Although all caps were imprinted with cash prize amounts, buyers wouldn't know if they had won until the three digit number was announced. This is where things started to get little dicey. After two months of promotional activities, Pepsi finally announced the number "349" as the winner and that whoever had the winning cap would take home the promised sum of one million pesos. But they missed a key point here. According to their original plans, they were not supposed to consider certain numbers and "349" was one of them. Why? Because they had printed as many as 800,000 caps with the number "349" alone!
Pepsi found itself in deep shit now.
Tens of thousands of Filipinos came to their office claiming the prizes, and Pepsi tried their best covering up, saying the caps did not contain proper security codes and all that.
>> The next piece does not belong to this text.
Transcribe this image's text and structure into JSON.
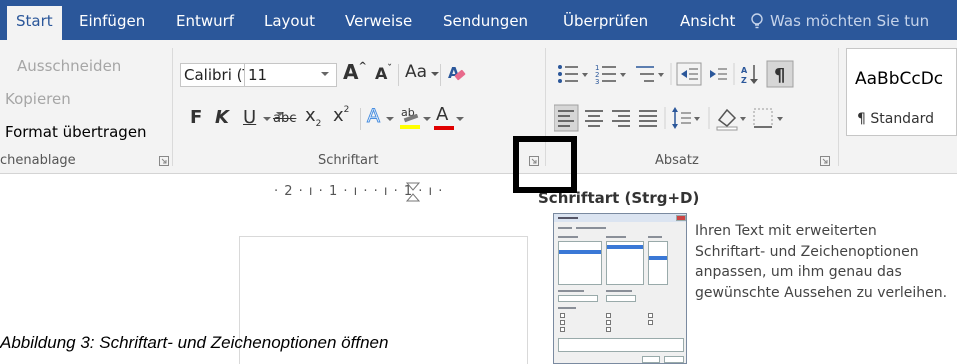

They also told them that a computer glitch picked the number by mistake. Gravely disappointed, the crowd went berserk and set the streets of Manila on fire. Nearly 40 company trucks were burned in the attacks, including a grenade blast that killed three people in Davao City. Rioters threw bombs and Molotov cocktails at the bottling plants and even forced many of their executives to flee the country.
PepsiCo's management couldn't do much either. Technically speaking they owed around 800,000 * 1 million = 800 billion pesos to the 'winners'. In comparison, their 2012 income itself was around 240 billion pesos only!
So this is what ensued..
Pepsi faced more than 1,000 criminal and civil law suits. It was made to shell out around $10 million in restitution and legal fees alone, which surpassed its initial budget by well over 500%. Add to it, the company paid up to 250 million pesos to nearly 500,000 non-winning claimants as a good-will gesture.
It is widely believed the goof-up was caused by D.G.Consultores, a Mexican consulting firm that Pepsi had hired to randomly preselect the winning numbers and give a list of the 60 winning combination with their corresponding security codes. Pepsi had clearly instructed them not to consider certain numbers and number "349" was of course one of them. The consultants somehow missed the memo, and well.. that spelled doom for their client and its top management.
However, in 2006, the Supreme Court of the Philippines cleared Pepsi of all criminal charges saying it found "no proof of negligence" by the company and said they should not be held liable for the riots.